Wraz z trzecią dekadą stycznia na wieczorne niebo powróci Księżyc i do końca tygodnia minie aż 5 planet Układu Słonecznego: Merkurego, Wenus, Marsa, Neptuna i Urana, ale jeszcze nie będzie przeszkadzał w obserwacjach słabo świecących planet i komety C/2014 Q2 (Lovejoy). Kometa oddali się od Plejad i w najbliższych dniach przetnie gwiazdozbiory Barana i Trójkąta. Prawie przez całą noc można obserwować bliskiego już opozycji Jowisza i jego księżyce, natomiast kilka godzin przed świtem – drugą z planet-olbrzymów: Saturna.
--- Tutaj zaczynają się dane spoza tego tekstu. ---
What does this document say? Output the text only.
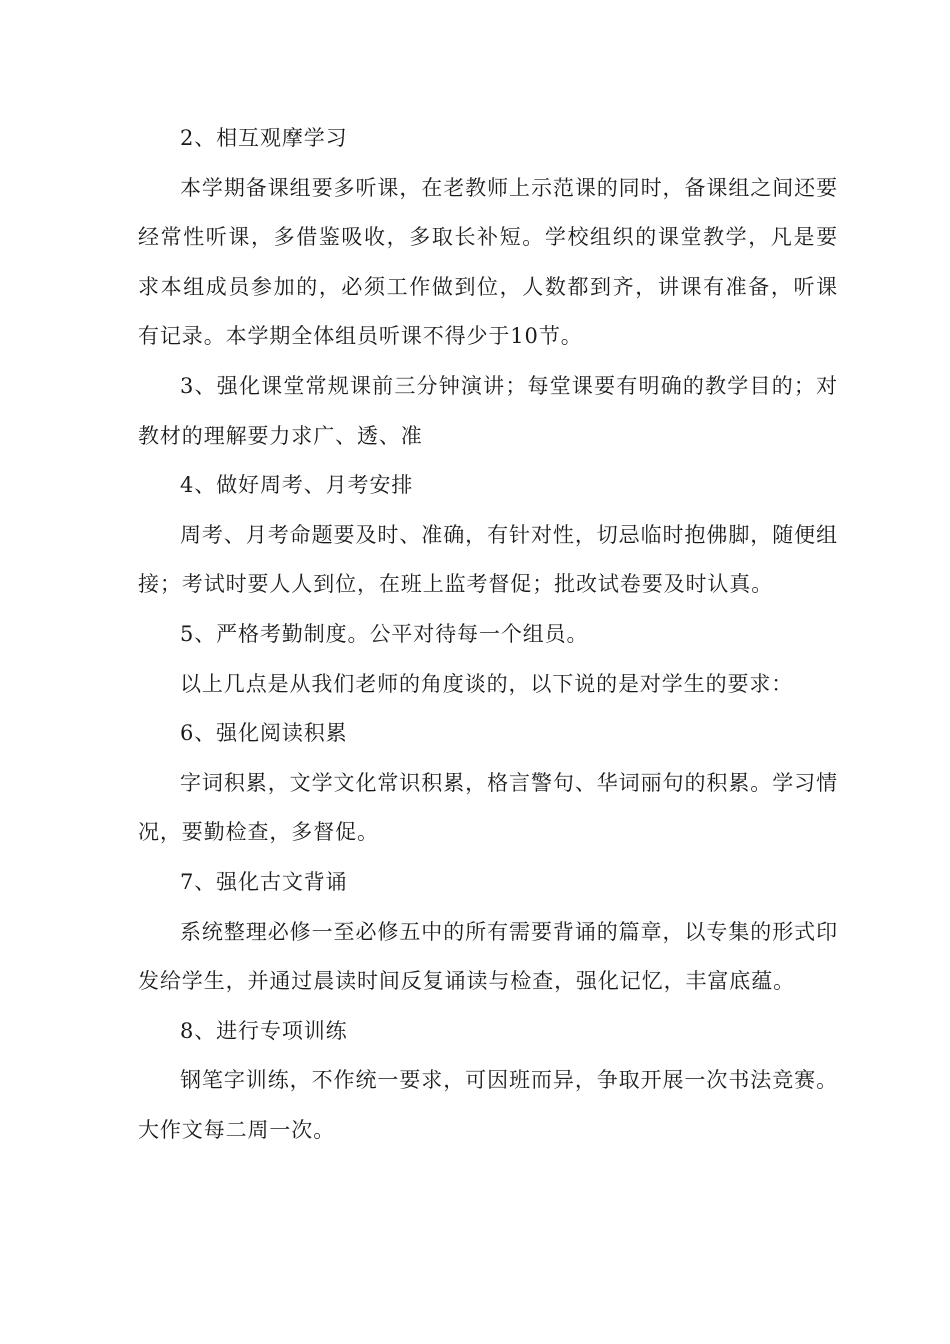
2、相互观摩学习

本学期备课组要多听课，在老教师上示范课的同时，备课组之间还要经常性听课，多借鉴吸收，多取长补短。学校组织的课堂教学，凡是要求本组成员参加的，必须工作做到位，人数都到齐，讲课有准备，听课有记录。本学期全体组员听课不得少于10节。

3、强化课堂常规课前三分钟演讲；每堂课要有明确的教学目的；对教材的理解要力求广、透、准

4、做好周考、月考安排

周考、月考命题要及时、准确，有针对性，切忌临时抱佛脚，随便组接；考试时要人人到位，在班上监考督促；批改试卷要及时认真。

5、严格考勤制度。公平对待每一个组员。

以上几点是从我们老师的角度谈的，以下说的是对学生的要求：

6、强化阅读积累

字词积累，文学文化常识积累，格言警句、华词丽句的积累。学习情况，要勤检查，多督促。

7、强化古文背诵

系统整理必修一至必修五中的所有需要背诵的篇章，以专集的形式印发给学生，并通过晨读时间反复诵读与检查，强化记忆，丰富底蕴。

8、进行专项训练

钢笔字训练，不作统一要求，可因班而异，争取开展一次书法竞赛。大作文每二周一次。
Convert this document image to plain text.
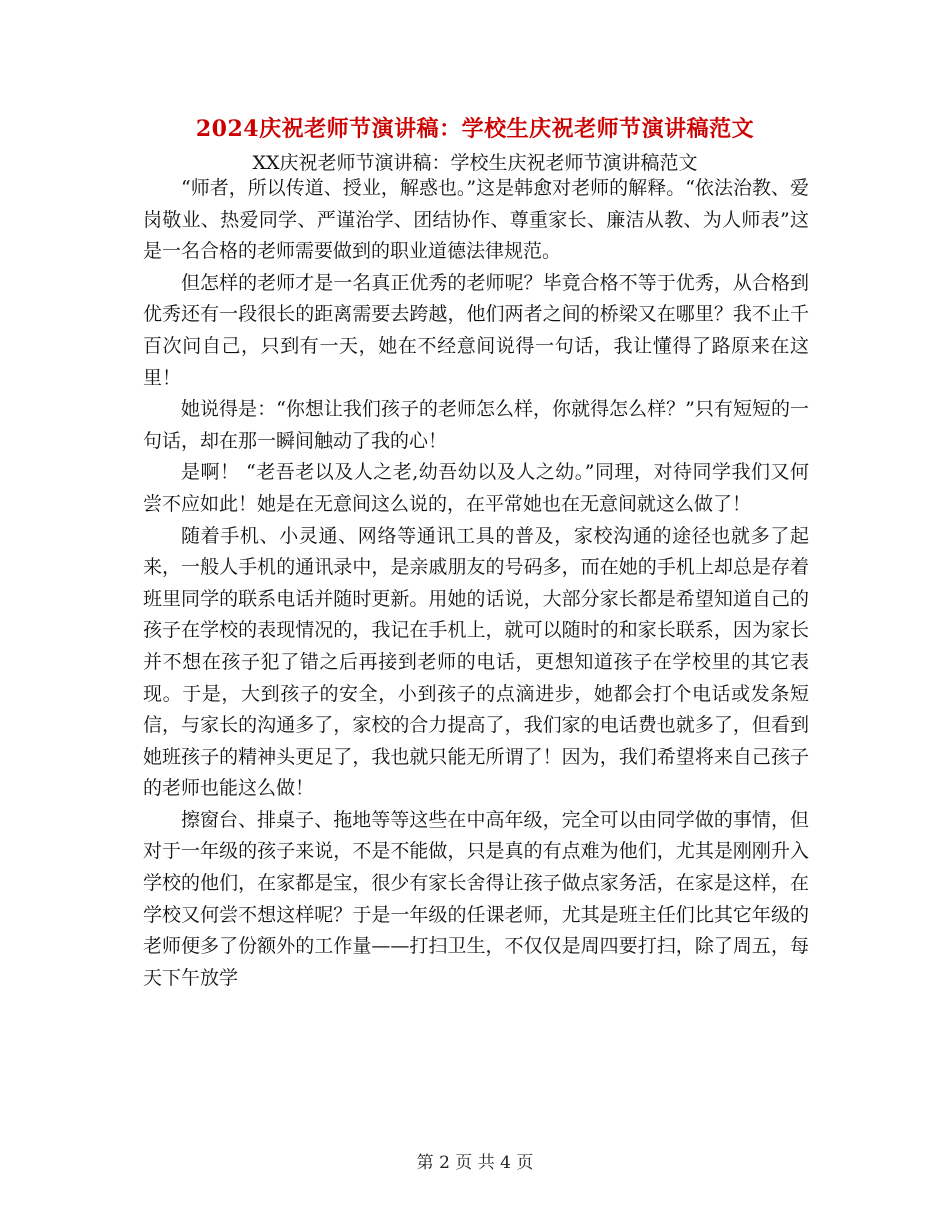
2024庆祝老师节演讲稿：学校生庆祝老师节演讲稿范文
XX庆祝老师节演讲稿：学校生庆祝老师节演讲稿范文

“师者，所以传道、授业，解惑也。”这是韩愈对老师的解释。“依法治教、爱岗敬业、热爱同学、严谨治学、团结协作、尊重家长、廉洁从教、为人师表”这是一名合格的老师需要做到的职业道德法律规范。

但怎样的老师才是一名真正优秀的老师呢？毕竟合格不等于优秀，从合格到优秀还有一段很长的距离需要去跨越，他们两者之间的桥梁又在哪里？我不止千百次问自己，只到有一天，她在不经意间说得一句话，我让懂得了路原来在这里！

她说得是：“你想让我们孩子的老师怎么样，你就得怎么样？”只有短短的一句话，却在那一瞬间触动了我的心！

是啊！ “老吾老以及人之老,幼吾幼以及人之幼。”同理，对待同学我们又何尝不应如此！她是在无意间这么说的，在平常她也在无意间就这么做了！

随着手机、小灵通、网络等通讯工具的普及，家校沟通的途径也就多了起来，一般人手机的通讯录中，是亲戚朋友的号码多，而在她的手机上却总是存着班里同学的联系电话并随时更新。用她的话说，大部分家长都是希望知道自己的孩子在学校的表现情况的，我记在手机上，就可以随时的和家长联系，因为家长并不想在孩子犯了错之后再接到老师的电话，更想知道孩子在学校里的其它表现。于是，大到孩子的安全，小到孩子的点滴进步，她都会打个电话或发条短信，与家长的沟通多了，家校的合力提高了，我们家的电话费也就多了，但看到她班孩子的精神头更足了，我也就只能无所谓了！因为，我们希望将来自己孩子的老师也能这么做！

擦窗台、排桌子、拖地等等这些在中高年级，完全可以由同学做的事情，但对于一年级的孩子来说，不是不能做，只是真的有点难为他们，尤其是刚刚升入学校的他们，在家都是宝，很少有家长舍得让孩子做点家务活，在家是这样，在学校又何尝不想这样呢？于是一年级的任课老师，尤其是班主任们比其它年级的老师便多了份额外的工作量——打扫卫生，不仅仅是周四要打扫，除了周五，每天下午放学

第 2 页 共 4 页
To już ostatnie dni, w których można zaobserwować wszystkie planety krążące wokół Słońca w trakcie jednej nocy.

Niewiele po zachodzie Słońca nad zachodnim widnokręgiem znajduje się aż 5 planet Układu Słonecznego. Najbliżej horyzontu przebywają dwie pierwsze z nich, czyli Merkury i Wenus. Merkury jest już po swojej maksymalnej elongacji i będzie dość szybko zbliżał się do Słońca i będzie coraz trudniejszy do zaobserwowania, gdyż jego jasność będzie szybko spadać. Do niedzieli 25 stycznia blask Merkurego zmniejszy się z +0,1 do +2,2 magnitudo. W tym samym czasie jego tarcza urośnie do ponad 9″, zaś faza spadnie do 9%. Zmieni się również wysokość planety nad widnokręgiem na 45 minut po zachodzie Słońca: z prawie 7° w poniedziałek 19 stycznia do 2,5 stopnia w niedzielę 25 stycznia. Każdego kolejnego dnia w poszukiwaniach Merkurego coraz bardziej będzie przydawała się lornetka.
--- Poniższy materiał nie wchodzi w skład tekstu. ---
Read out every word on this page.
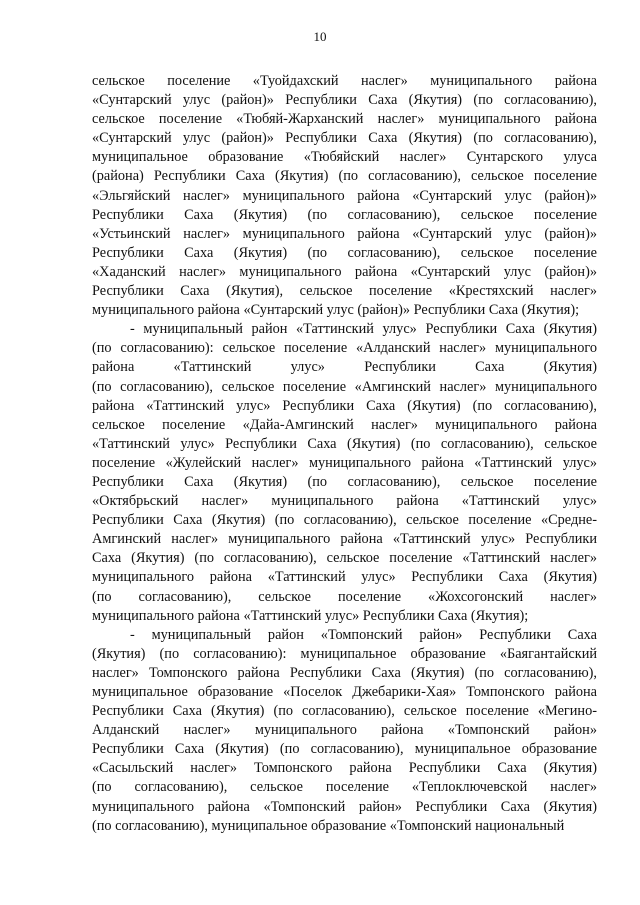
10
сельское поселение «Туойдахский наслег» муниципального района
«Сунтарский улус (район)» Республики Саха (Якутия) (по согласованию),
сельское поселение «Тюбяй-Жарханский наслег» муниципального района
«Сунтарский улус (район)» Республики Саха (Якутия) (по согласованию),
муниципальное образование «Тюбяйский наслег» Сунтарского улуса
(района) Республики Саха (Якутия) (по согласованию), сельское поселение
«Эльгяйский наслег» муниципального района «Сунтарский улус (район)»
Республики Саха (Якутия) (по согласованию), сельское поселение
«Устьинский наслег» муниципального района «Сунтарский улус (район)»
Республики Саха (Якутия) (по согласованию), сельское поселение
«Хаданский наслег» муниципального района «Сунтарский улус (район)»
Республики Саха (Якутия), сельское поселение «Крестяхский наслег»
муниципального района «Сунтарский улус (район)» Республики Саха (Якутия);
- муниципальный район «Таттинский улус» Республики Саха (Якутия)
(по согласованию): сельское поселение «Алданский наслег» муниципального
района «Таттинский улус» Республики Саха (Якутия)
(по согласованию), сельское поселение «Амгинский наслег» муниципального
района «Таттинский улус» Республики Саха (Якутия) (по согласованию),
сельское поселение «Дайа-Амгинский наслег» муниципального района
«Таттинский улус» Республики Саха (Якутия) (по согласованию), сельское
поселение «Жулейский наслег» муниципального района «Таттинский улус»
Республики Саха (Якутия) (по согласованию), сельское поселение
«Октябрьский наслег» муниципального района «Таттинский улус»
Республики Саха (Якутия) (по согласованию), сельское поселение «Средне-
Амгинский наслег» муниципального района «Таттинский улус» Республики
Саха (Якутия) (по согласованию), сельское поселение «Таттинский наслег»
муниципального района «Таттинский улус» Республики Саха (Якутия)
(по согласованию), сельское поселение «Жохсогонский наслег»
муниципального района «Таттинский улус» Республики Саха (Якутия);
- муниципальный район «Томпонский район» Республики Саха
(Якутия) (по согласованию): муниципальное образование «Баягантайский
наслег» Томпонского района Республики Саха (Якутия) (по согласованию),
муниципальное образование «Поселок Джебарики-Хая» Томпонского района
Республики Саха (Якутия) (по согласованию), сельское поселение «Мегино-
Алданский наслег» муниципального района «Томпонский район»
Республики Саха (Якутия) (по согласованию), муниципальное образование
«Сасыльский наслег» Томпонского района Республики Саха (Якутия)
(по согласованию), сельское поселение «Теплоключевской наслег»
муниципального района «Томпонский район» Республики Саха (Якутия)
(по согласованию), муниципальное образование «Томпонский национальный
Początkowo blisko Merkurego będzie druga z planet krążących wokół Słońca, która świeci zdecydowanie jaśniej i jest dużo łatwiejsza do zaobserwowania. Tarcza Wenus, bo oczywiście o niej mowa, wciąż zmienia się bardzo niewiele: jej jasność to -3,9 wielkości gwiazdowej, natomiast jej tarcza ma średnicę 11″ i fazę 93%. 19 stycznia Wenus będzie się znajdowała 4° na lewo od Merkurego, ale do końca tygodnia dystans między tymi planetami urośnie do ponad 12°.

W tym tygodniu Wenus przejdzie blisko dwóch dość jasnych gwiazd z konstelacji Koziorożca: Nashiry (γ Cap) i Deneb Algedi (δ Cap). We wtorek 20 stycznia i w środę 21 stycznia Wenus będzie się znajdowała niewiele ponad 1° od pierwszej z wymienionych gwiazd, zaś w czwartek 22 stycznia – w podobnej odległości od drugiej z nich. Jednak dostrzeżenie obu gwiazd na jasnym niebie nie będzie łatwe i żeby je dostrzec, trzeba będzie poczekać gdzieś do 17:30, gdy się trochę już ściemni.

Polowanie na obie planety, a zwłaszcza na Merkurego ułatwi Księżyc, który we wtorek 20 stycznia po południu przejdzie przez nów, ale już w środę wieczorem, niewiele ponad dobę po nowiu, będzie go można próbować dostrzec nisko nad południowo-zachodnim widnokręgiem. O godzinie podanej na mapce dla tego dnia tarcza Srebrnego Globu będzie się znajdowała na wysokości niecałych 7°, a jej faza w tym momencie to będzie zaledwie 2%, stąd jej dostrzeżenie nie będzie łatwe i przy szukaniu Księżyca na pewno warto wspomóc się lornetką, albo teleskopem. Niecałe 2,5 stopnia na lewo od naturalnego satelity Ziemi będzie można dostrzec Merkurego o jasności 0,6 magnitudo, natomiast kolejne 5,5 stopnia dalej – o ponad 4 magnitudo jaśniejszą Wenus.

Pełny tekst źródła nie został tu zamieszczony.